A few delights for the morning as I look over the week, to combat the gray blahs- I’d love yours.
-Good coffee and Good Coffee by Wes Browning, music by Kenny Hutson
-Kind little tweets.
-A squeeze on the shoulder.
-The tomato plants still seem keen to live, even in the torrential rain.
-Kenny flying home from Texas after rocking them. Texas has now been rocked. Come home, Kenny.
-Denis and Margie visiting!
-Family visiting!
-Mas Tacos Por Favor. The fish tacos. Spicy yogurt dill sauce and fresh cilantro. I would eat them in a box, with a fox, in the morning, without warning.
-Most things that C.S. Lewis said.
-This video. Ready Set Bumbo
A little leaven to the squishy gray day. Tell me more.
as requested, a few of today’s delights. this is no easy exercise for me today, but so few worthwhile things are easy, so here goes.
smiles and hugs from my 2 boys.
hot coffee.
an extra hour of sleep.
inside jokes with my husband.
cherry blossoms.
all the way down here (but looking up),
haley
I have learned (thousands and thousands of times) that when I am irritable and cranky, feeling sorry for myself, wrapped up in my own pity party, that a child, especially a child who really needs my help, can melt my heart and totally take my mind off of the ugly ME! That’s my favorite thing about what I do….sometimes it can even be an adult, though I haven’t treated nearly as many of them—-but the fact that someone is coming to ME because they think I might be able to help…..and a lot of times, I CAN!! That pushes the selfishness out of my heart, and fills me with that feeling of God really using little me to be the answer to someone else’s prayers. That is a blessing and a miracle and a gift. That can always make me happy when it’s been raining for days….or snowing (which is what it did for months on end where I grew up). Getting out there and being a blessing to someone else can almost always cure the blues! : - ) Yeay!
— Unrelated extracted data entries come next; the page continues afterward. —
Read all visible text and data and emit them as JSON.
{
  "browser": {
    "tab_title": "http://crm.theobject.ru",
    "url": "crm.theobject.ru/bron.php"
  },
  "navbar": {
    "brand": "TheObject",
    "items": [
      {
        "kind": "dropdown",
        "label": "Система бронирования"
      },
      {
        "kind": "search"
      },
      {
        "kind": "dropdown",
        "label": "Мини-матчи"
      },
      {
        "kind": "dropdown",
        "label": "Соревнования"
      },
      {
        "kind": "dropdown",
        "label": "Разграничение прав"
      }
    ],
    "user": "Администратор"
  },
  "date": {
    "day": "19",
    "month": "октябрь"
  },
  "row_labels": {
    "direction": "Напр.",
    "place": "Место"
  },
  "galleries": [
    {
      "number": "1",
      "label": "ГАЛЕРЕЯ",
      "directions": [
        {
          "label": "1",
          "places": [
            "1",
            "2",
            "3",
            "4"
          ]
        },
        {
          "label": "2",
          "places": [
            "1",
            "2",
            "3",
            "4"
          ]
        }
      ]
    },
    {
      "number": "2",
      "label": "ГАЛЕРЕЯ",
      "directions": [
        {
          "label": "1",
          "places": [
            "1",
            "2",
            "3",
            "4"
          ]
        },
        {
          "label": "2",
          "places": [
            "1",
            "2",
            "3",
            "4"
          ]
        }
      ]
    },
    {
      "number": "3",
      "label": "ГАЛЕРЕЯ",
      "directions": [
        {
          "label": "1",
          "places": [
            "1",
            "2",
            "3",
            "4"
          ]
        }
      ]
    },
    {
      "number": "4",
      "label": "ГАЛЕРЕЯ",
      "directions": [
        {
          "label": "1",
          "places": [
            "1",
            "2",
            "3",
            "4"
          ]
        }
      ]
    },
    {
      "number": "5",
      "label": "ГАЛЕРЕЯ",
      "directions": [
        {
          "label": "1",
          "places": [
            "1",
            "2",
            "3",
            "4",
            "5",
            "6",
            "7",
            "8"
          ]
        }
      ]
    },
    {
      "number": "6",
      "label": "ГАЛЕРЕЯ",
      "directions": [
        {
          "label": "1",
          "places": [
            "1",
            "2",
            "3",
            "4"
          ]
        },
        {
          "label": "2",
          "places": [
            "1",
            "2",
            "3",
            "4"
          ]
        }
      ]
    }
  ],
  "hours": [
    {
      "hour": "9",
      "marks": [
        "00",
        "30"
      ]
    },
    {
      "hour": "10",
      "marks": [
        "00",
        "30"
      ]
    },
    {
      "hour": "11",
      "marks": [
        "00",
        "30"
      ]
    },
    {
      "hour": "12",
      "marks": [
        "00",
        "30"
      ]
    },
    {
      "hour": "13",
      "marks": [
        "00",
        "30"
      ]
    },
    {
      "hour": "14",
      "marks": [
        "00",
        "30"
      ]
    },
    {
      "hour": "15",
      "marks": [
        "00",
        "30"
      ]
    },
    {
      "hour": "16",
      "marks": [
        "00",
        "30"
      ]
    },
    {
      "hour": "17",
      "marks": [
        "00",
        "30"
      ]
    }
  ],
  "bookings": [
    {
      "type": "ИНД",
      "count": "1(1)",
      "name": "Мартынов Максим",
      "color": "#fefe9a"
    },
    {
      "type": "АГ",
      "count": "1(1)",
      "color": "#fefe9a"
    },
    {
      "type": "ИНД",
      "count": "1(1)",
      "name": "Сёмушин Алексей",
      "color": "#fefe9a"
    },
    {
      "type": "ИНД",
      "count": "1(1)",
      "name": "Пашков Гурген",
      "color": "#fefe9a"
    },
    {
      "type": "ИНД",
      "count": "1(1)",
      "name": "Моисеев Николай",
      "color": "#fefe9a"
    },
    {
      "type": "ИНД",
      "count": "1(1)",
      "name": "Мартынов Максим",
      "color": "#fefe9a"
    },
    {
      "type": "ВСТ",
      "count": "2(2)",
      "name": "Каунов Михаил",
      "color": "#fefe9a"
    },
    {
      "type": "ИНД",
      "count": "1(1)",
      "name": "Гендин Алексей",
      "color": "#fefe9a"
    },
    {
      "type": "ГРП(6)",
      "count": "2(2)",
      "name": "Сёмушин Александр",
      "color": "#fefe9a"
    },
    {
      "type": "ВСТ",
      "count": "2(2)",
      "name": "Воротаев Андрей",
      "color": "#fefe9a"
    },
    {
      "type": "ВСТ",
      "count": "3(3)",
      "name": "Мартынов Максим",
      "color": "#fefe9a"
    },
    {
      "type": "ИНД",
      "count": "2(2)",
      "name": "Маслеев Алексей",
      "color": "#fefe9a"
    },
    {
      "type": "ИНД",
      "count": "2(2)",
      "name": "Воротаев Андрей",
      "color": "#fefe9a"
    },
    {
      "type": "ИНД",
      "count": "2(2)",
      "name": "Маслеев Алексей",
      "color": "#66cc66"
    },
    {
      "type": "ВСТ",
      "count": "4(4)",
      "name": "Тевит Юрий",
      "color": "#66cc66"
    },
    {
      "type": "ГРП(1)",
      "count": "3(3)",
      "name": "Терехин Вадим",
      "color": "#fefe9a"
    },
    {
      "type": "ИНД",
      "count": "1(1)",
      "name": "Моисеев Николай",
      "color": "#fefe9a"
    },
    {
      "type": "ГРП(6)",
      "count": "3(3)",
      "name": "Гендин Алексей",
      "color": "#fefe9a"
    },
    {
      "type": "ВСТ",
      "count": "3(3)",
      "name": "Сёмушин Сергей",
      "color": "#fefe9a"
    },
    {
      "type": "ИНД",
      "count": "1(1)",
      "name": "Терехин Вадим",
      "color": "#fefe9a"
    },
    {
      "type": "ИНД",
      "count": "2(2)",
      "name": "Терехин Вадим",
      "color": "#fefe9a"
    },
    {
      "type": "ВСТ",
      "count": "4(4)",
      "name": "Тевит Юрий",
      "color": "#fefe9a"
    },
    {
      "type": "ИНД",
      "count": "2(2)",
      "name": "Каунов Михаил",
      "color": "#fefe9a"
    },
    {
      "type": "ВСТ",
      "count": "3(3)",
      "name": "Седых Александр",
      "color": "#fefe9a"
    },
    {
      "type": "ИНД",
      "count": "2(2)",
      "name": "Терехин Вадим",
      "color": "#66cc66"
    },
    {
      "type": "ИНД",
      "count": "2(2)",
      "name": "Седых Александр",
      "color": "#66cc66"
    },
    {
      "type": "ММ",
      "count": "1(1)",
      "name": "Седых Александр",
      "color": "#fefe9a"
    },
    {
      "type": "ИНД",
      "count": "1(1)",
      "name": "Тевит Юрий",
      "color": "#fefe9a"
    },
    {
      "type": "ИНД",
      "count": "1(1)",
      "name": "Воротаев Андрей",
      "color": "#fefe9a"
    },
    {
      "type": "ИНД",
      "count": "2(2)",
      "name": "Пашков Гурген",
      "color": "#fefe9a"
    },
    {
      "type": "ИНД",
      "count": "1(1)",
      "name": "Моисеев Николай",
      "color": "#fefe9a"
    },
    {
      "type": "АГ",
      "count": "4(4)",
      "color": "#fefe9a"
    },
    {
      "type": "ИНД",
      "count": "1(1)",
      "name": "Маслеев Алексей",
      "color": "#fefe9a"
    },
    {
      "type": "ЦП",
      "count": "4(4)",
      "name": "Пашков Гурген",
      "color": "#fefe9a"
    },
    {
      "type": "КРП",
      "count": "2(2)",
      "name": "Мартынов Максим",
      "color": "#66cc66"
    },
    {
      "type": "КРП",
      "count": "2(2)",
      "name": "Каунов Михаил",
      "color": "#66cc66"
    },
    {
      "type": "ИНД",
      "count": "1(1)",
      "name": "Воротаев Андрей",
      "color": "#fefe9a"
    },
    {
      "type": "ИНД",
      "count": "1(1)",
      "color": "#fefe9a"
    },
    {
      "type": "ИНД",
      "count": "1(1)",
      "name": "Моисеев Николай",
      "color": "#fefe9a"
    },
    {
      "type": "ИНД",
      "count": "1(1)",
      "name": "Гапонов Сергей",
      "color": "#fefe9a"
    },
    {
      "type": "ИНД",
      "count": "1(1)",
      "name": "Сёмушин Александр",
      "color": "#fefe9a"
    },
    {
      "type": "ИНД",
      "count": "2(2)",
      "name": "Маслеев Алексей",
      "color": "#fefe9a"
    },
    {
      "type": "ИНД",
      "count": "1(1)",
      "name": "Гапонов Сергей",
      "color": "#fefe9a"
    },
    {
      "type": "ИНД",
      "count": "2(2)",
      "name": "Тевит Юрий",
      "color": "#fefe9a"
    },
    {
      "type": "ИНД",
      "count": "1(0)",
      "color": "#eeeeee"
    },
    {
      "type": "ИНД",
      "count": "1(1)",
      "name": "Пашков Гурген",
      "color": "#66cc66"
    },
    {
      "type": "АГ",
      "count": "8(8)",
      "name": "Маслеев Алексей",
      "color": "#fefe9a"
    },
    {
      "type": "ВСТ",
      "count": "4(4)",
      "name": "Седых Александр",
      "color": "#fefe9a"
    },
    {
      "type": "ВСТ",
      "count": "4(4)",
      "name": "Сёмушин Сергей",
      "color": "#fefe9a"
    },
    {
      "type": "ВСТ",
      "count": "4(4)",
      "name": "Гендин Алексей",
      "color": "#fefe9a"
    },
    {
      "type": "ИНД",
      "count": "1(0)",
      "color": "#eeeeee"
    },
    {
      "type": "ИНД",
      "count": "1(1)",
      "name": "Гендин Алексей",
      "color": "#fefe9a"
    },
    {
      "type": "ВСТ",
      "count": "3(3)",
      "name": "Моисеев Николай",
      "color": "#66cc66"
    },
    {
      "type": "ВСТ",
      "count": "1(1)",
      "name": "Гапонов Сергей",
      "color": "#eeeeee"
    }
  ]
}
Violet’s new affectionate cuddles–she’s realizing, a week before her first birthday, that the world is kinda big and it’s nice to nuzzle a shoulder here and there when it’s overwhelming
Who could ever get enough baby giggles and other silly noises? Every day V’s got new sounds and fascinations.
happening to meet a very sweet pregnant mom at the coffee shop whose husband goes to seminary with some of our friends (her 4-year-old son warmed right up to Eric when he took a break from grading to say hi, it was adorable)
Eric being home and cheerfully completing all “chores” on our new chart (developed after an argument yesterday about household responsibilities), including making dinner–venison tomato sauce w/tortellini!